Nothing is spared during economic hard times, not even a popular public library.
It was a standoff of sorts Tuesday when library officials pressed Champaign City Council members for a $273,000 budget bailout.
But after some hand-wringing and expressions of reluctance, council members voted by an 8-1 margin to fill the library's budget deficit with a cash injection. This marks the second straight year the council has provided a one-time fix for the library, which faces a growing deficit as revenues stagnate and costs increase.
What's to be done about it? Some library supporters might suggest nothing, that perpetual bailouts are as good a solution as any until the economy improves. After all, the library is one of the city's crown jewels and council members are using city taxes to keep it afloat. What's the difference which municipal pocket the money comes from?
The problem with that approach is that the library is supposed to be a self-funded operation, supported by property taxes and whatever revenues it can generate. The city of Champaign is a separate entity. If circumstances were reversed, would it be reasonable for the city to ask the library for a bailout?
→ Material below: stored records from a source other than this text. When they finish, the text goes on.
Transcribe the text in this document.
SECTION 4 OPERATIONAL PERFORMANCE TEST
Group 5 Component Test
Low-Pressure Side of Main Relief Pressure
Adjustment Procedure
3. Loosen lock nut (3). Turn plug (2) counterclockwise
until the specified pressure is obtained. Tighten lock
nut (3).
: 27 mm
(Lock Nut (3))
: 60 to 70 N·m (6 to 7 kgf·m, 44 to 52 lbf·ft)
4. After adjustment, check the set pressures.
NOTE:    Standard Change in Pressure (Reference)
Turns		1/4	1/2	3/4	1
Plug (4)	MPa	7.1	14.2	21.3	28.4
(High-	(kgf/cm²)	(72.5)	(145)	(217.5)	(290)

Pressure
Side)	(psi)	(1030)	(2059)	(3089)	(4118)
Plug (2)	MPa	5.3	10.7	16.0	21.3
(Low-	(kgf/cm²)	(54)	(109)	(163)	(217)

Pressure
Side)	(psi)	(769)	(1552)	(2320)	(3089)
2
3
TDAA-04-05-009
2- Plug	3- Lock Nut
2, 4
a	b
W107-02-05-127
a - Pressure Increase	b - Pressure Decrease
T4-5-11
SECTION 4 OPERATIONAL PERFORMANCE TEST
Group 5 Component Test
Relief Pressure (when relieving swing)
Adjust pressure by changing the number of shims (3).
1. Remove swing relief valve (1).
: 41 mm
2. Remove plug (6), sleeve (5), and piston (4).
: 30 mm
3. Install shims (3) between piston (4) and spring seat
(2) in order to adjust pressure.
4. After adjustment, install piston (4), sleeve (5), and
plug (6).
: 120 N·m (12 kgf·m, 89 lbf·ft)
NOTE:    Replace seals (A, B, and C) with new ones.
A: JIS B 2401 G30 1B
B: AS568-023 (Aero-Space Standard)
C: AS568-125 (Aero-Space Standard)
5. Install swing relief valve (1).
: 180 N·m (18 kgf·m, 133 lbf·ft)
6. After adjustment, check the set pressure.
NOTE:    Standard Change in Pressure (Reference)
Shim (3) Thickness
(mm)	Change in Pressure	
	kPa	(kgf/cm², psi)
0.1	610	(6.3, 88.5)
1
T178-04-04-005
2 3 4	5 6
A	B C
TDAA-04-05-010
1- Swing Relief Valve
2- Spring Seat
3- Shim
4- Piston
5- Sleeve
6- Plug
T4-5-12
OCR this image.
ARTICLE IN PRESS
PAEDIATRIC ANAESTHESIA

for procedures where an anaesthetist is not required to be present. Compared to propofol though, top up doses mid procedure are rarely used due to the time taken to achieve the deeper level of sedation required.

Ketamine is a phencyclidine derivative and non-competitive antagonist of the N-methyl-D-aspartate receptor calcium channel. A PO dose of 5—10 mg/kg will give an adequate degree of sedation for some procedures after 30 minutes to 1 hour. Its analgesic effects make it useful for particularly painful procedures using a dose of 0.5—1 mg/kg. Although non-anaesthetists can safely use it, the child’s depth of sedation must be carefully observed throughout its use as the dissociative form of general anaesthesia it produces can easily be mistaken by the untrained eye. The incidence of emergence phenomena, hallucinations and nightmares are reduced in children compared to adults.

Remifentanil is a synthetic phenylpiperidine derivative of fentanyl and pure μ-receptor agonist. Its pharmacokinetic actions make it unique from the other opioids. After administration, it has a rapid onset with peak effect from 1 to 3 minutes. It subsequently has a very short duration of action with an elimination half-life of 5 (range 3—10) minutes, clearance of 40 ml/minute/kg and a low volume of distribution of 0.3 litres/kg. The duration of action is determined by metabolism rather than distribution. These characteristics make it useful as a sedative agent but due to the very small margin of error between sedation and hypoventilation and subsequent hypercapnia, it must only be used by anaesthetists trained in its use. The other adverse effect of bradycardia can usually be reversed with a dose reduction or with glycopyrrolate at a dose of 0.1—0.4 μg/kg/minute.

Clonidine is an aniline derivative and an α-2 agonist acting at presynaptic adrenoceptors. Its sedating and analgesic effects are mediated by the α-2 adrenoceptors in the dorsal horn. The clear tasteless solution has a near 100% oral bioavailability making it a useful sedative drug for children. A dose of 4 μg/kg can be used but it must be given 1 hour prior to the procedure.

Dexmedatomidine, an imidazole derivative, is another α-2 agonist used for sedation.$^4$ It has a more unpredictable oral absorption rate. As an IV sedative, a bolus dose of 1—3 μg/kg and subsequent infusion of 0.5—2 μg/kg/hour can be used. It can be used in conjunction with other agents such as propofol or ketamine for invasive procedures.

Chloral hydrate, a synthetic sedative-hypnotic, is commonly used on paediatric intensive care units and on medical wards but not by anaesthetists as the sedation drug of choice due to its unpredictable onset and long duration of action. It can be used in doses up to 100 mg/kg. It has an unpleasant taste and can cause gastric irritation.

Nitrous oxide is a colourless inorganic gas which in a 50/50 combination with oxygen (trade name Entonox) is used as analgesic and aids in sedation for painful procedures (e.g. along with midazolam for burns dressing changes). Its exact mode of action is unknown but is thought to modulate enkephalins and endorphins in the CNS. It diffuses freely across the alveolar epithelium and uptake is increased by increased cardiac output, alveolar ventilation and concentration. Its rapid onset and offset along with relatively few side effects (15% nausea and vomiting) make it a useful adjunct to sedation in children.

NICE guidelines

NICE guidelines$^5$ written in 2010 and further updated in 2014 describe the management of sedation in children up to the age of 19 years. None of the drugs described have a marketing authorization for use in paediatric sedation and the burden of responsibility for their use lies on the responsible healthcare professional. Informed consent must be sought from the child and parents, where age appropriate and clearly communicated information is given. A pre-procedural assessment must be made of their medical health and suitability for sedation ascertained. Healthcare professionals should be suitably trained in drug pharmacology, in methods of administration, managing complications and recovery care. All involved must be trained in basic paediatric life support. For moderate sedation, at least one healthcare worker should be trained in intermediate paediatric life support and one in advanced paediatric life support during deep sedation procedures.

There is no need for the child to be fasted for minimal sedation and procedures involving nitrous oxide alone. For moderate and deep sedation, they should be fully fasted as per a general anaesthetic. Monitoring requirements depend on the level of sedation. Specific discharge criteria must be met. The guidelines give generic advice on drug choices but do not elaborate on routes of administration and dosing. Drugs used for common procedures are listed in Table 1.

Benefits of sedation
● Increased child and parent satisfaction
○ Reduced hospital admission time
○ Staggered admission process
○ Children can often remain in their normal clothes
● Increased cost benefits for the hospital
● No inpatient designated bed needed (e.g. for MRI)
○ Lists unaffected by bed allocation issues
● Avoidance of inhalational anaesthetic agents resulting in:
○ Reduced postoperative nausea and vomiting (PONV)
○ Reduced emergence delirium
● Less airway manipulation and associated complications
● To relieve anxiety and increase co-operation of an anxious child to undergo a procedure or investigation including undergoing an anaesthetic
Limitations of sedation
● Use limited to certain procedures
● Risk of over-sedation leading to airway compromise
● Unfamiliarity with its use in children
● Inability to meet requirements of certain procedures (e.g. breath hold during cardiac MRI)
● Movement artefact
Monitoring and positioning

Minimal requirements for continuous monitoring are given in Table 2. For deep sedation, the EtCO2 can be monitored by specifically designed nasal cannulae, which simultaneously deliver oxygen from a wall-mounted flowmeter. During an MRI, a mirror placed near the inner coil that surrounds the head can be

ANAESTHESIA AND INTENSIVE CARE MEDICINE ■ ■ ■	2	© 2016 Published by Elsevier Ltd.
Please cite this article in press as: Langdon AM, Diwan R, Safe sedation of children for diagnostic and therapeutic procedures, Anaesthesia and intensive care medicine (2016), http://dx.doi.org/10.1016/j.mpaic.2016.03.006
Something has to give, a point made by council member Tom Bruno when he cast the only "no" vote on the bailout. He points out that the library's deficit is expected to grow to $500,000 and chastised library Director Marsha Grove and library board members for not being willing to make hard decisions regarding revenue generation.
"It doesn't appear that they considered anything that people might think was painful," Bruno said, referring to suggestions the library charge for parking, rent out meeting space or reduce its hours.
But that approach may be changing. Grove indicated that she and members of the library board will be re-examining those issues. "I think I'm getting there," she said. "I don't have many options."
It is not, of course, that library officials have done nothing in the face of their continuing financial problems. Sixteen positions remain vacant at the library, which is open seven days a week. The library has increased the fees it charges for items such as overdue books. But that has not been enough.
The problem here is familiar: financial hard times. A lagging economic recovery poses revenue problems for individuals and government alike. The library is pressed for sufficient revenues to operate, but so is the city. Indeed, who isn't?
With a booming economic recovery nowhere in sight, there are no easy answers. There are, however, some difficult ones, and library officials can't ignore them.
It's understandable that Grove wants to continue to make the library a low-cost source of information and entertainment to its patrons and is aggrieved by the prospect of charging for parking.
"(Free parking) encourages use," she said. "I'm trying to encourage use of the library because I think that improves us all."
It probably does. But the Urbane Free Library has parking meters, and it remains a popular, busy place.
Champaign council members provided the library with some breathing room, but Grove is the first to acknowledge that "tough times" are taking their toll and unpopular decisions loom dead ahead.